Now Mike was taking all this in as quick as he could. Particularly since all this new information was going to congeal in about twelve hours in the form of some county employees with chainsaws and a loader showing up on his private property early in the morning to take his tree. A tree that maybe ten cars passed day. A tree that barely caused a hiccup on an obscure dirt road. A tree that had thus far lived in anonymity.
Mike and his wife, Darlene, loved that tree. Their sons, who played high school football, loved the tree, too.
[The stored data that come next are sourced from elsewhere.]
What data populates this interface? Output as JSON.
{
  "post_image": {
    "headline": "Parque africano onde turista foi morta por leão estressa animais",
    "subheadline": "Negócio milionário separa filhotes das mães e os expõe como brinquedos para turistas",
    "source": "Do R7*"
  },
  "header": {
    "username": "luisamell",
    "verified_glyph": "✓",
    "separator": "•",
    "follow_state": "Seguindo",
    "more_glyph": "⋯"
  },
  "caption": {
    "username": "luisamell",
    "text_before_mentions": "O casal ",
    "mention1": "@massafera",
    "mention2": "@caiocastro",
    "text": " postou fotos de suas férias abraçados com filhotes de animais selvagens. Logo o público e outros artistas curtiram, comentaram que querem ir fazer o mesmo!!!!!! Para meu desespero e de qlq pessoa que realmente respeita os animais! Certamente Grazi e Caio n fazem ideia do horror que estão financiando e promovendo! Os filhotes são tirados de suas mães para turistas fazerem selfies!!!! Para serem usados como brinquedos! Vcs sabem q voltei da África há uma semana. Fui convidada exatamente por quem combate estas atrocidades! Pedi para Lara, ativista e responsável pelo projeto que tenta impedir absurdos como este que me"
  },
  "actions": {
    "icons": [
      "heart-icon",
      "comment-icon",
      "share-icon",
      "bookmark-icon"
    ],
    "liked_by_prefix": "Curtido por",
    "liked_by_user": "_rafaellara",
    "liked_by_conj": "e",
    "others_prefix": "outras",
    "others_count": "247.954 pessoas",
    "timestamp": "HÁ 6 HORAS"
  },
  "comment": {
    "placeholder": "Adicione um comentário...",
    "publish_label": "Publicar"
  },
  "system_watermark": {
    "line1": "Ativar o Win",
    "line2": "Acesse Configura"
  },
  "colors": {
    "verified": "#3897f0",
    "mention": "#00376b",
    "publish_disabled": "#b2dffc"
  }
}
And so did Mike's elderly parents, who lived with them. It was a four-hundred year white oak that had been here before the Europeans showed up to Ohio. It was just inside the boundary of his farm, where he raised cows and corn. And as a steelworker and a farmer, Mike understood the both the importance of environmental protection and the impact of environmental destruction. He breathed the toxic fumes at the Kaiser plant. And he tilled the fertile soil at the place he called home. And he loved the earth dearly. And one of his favorite pieces of earth happened to have that tree sitting on top of it. And he would be damned if anything happened to it.
So Mike Wolfinger started making some phone calls in the middle of the night to the Franklin Township Board of Trustees.